Langkah ini merupakan tindak lanjut dari Surat Keputusan (SK) Wali Kota tentang Operasional Angkutan Wisata. Dalam beleid tersebut, odong-odong roda tiga dinyatakan tidak lagi diperbolehkan beroperasi di jalan raya mulai 1 April mendatang.
Kepala Dinas Perhubungan Kota Singkawang, Eko Susanto, menegaskan pihaknya wajib mengimplementasikan aturan tersebut secara bertahap dan terukur.
“Sesuai dengan SK Wali Kota tentang Operasional Angkutan Wisata, kami di Dishub melakukan upaya implementasi. Kami memberikan batas waktu sampai akhir Maret. Sehingga per 1 April, kendaraan odong-odong roda tiga tidak dapat lagi beroperasi di jalan,” kata Eko, Rabu (11/2026).
Menurutnya, kendaraan odong-odong roda tiga tidak memenuhi standar persyaratan teknis dan laik jalan sebagaimana diatur dalam regulasi. Karena itu, masyarakat diminta beralih menggunakan angkutan wisata roda empat yang dinilai lebih aman.
“Dengan adanya SK ini, kendaraan odong-odong roda tiga sudah tidak bisa beroperasi lagi karena memang tidak sesuai dengan standar teknis dan laik jalan. Ke depan, masyarakat bisa memilih angkutan wisata roda empat yang lebih memenuhi aspek keselamatan,” ujarnya.
Sosialisasi ini melibatkan sejumlah unsur, mulai dari Kodim, Polres Singkawang melalui Satlantas, Subdenpom, Satpol PP, Dinas Kominfo hingga Dishub. Sasaran kegiatan tak hanya pemilik dan pengemudi, tetapi juga penumpang sebagai pengguna jasa.

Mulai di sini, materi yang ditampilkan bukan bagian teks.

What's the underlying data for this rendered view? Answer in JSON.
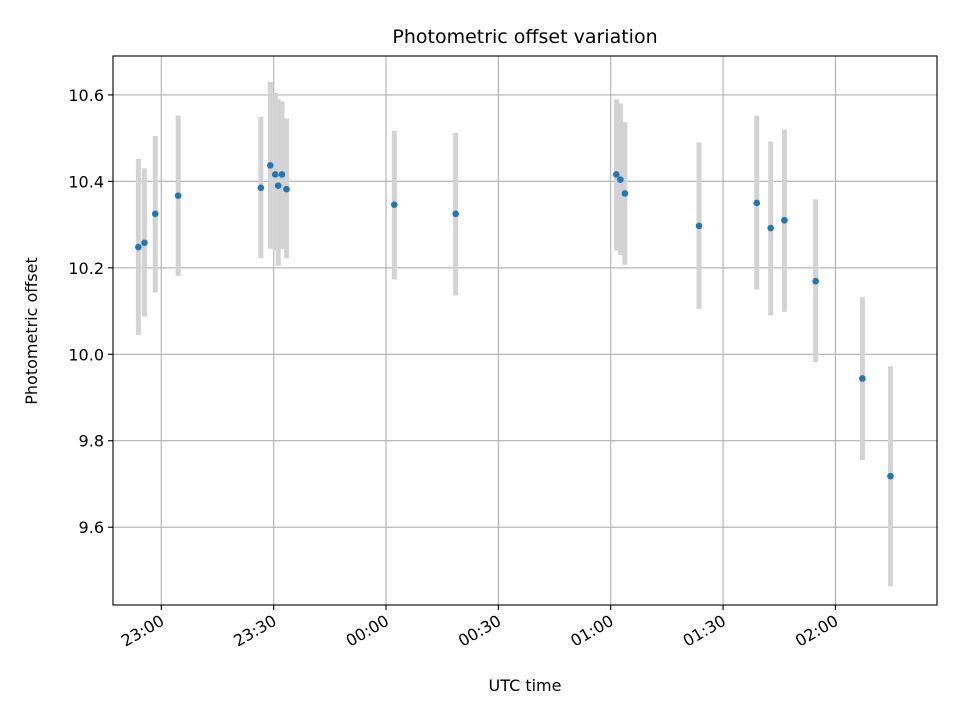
{
  "chart_data": {
    "type": "scatter",
    "title": "Photometric offset variation",
    "xlabel": "UTC time",
    "ylabel": "Photometric offset",
    "x_unit": "UTC time of night (hours after 22:00; values beyond 2 wrap past midnight)",
    "xlim": [
      0.785,
      4.452
    ],
    "ylim": [
      9.42,
      10.69
    ],
    "xticks": [
      {
        "value": 1.0,
        "label": "23:00"
      },
      {
        "value": 1.5,
        "label": "23:30"
      },
      {
        "value": 2.0,
        "label": "00:00"
      },
      {
        "value": 2.5,
        "label": "00:30"
      },
      {
        "value": 3.0,
        "label": "01:00"
      },
      {
        "value": 3.5,
        "label": "01:30"
      },
      {
        "value": 4.0,
        "label": "02:00"
      }
    ],
    "yticks": [
      {
        "value": 9.6,
        "label": "9.6"
      },
      {
        "value": 9.8,
        "label": "9.8"
      },
      {
        "value": 10.0,
        "label": "10.0"
      },
      {
        "value": 10.2,
        "label": "10.2"
      },
      {
        "value": 10.4,
        "label": "10.4"
      },
      {
        "value": 10.6,
        "label": "10.6"
      }
    ],
    "grid": true,
    "legend": false,
    "colors": {
      "marker": "#1f77b4",
      "errorbar": "#d3d3d3",
      "grid": "#b0b0b0"
    },
    "points": [
      {
        "x": 0.898,
        "y": 10.248,
        "ylow": 10.045,
        "yhigh": 10.452
      },
      {
        "x": 0.925,
        "y": 10.258,
        "ylow": 10.087,
        "yhigh": 10.43
      },
      {
        "x": 0.973,
        "y": 10.325,
        "ylow": 10.143,
        "yhigh": 10.505
      },
      {
        "x": 1.075,
        "y": 10.367,
        "ylow": 10.181,
        "yhigh": 10.552
      },
      {
        "x": 1.443,
        "y": 10.385,
        "ylow": 10.222,
        "yhigh": 10.549
      },
      {
        "x": 1.485,
        "y": 10.437,
        "ylow": 10.244,
        "yhigh": 10.63
      },
      {
        "x": 1.507,
        "y": 10.416,
        "ylow": 10.24,
        "yhigh": 10.605
      },
      {
        "x": 1.52,
        "y": 10.39,
        "ylow": 10.205,
        "yhigh": 10.59
      },
      {
        "x": 1.537,
        "y": 10.416,
        "ylow": 10.243,
        "yhigh": 10.585
      },
      {
        "x": 1.557,
        "y": 10.382,
        "ylow": 10.222,
        "yhigh": 10.545
      },
      {
        "x": 2.037,
        "y": 10.346,
        "ylow": 10.173,
        "yhigh": 10.517
      },
      {
        "x": 2.31,
        "y": 10.325,
        "ylow": 10.136,
        "yhigh": 10.512
      },
      {
        "x": 3.025,
        "y": 10.416,
        "ylow": 10.24,
        "yhigh": 10.59
      },
      {
        "x": 3.043,
        "y": 10.404,
        "ylow": 10.23,
        "yhigh": 10.58
      },
      {
        "x": 3.063,
        "y": 10.372,
        "ylow": 10.207,
        "yhigh": 10.537
      },
      {
        "x": 3.393,
        "y": 10.297,
        "ylow": 10.105,
        "yhigh": 10.49
      },
      {
        "x": 3.65,
        "y": 10.35,
        "ylow": 10.15,
        "yhigh": 10.552
      },
      {
        "x": 3.712,
        "y": 10.292,
        "ylow": 10.09,
        "yhigh": 10.492
      },
      {
        "x": 3.773,
        "y": 10.31,
        "ylow": 10.098,
        "yhigh": 10.52
      },
      {
        "x": 3.912,
        "y": 10.169,
        "ylow": 9.982,
        "yhigh": 10.358
      },
      {
        "x": 4.12,
        "y": 9.944,
        "ylow": 9.755,
        "yhigh": 10.132
      },
      {
        "x": 4.245,
        "y": 9.718,
        "ylow": 9.463,
        "yhigh": 9.972
      }
    ]
  }
}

Dishub mencatat saat ini terdapat 17 unit odong-odong yang beroperasi di Singkawang. Dari jumlah itu, empat unit telah beralih ke roda empat, sementara 13 unit lainnya masih menggunakan roda tiga.
Kepada para pemilik dan pengemudi, Dishub memberikan masa transisi hingga akhir Maret agar dapat menyesuaikan diri dengan kebijakan tersebut. Selama masa tenggang, petugas fokus pada edukasi dan pembinaan.
“Selama masa batas waktu ini kami fokus pada edukasi dan sosialisasi. Eksekusi atau penertiban akan dilakukan setelah batas waktu yang kami berikan berakhir,” tegas Eko.
Kebijakan ini juga merupakan bagian dari implementasi Undang-Undang tentang Lalu Lintas dan Angkutan Jalan, khususnya dalam memperkuat aspek keselamatan pengguna jalan. Dishub berharap seluruh pelaku usaha mematuhi ketentuan tersebut demi keamanan bersama.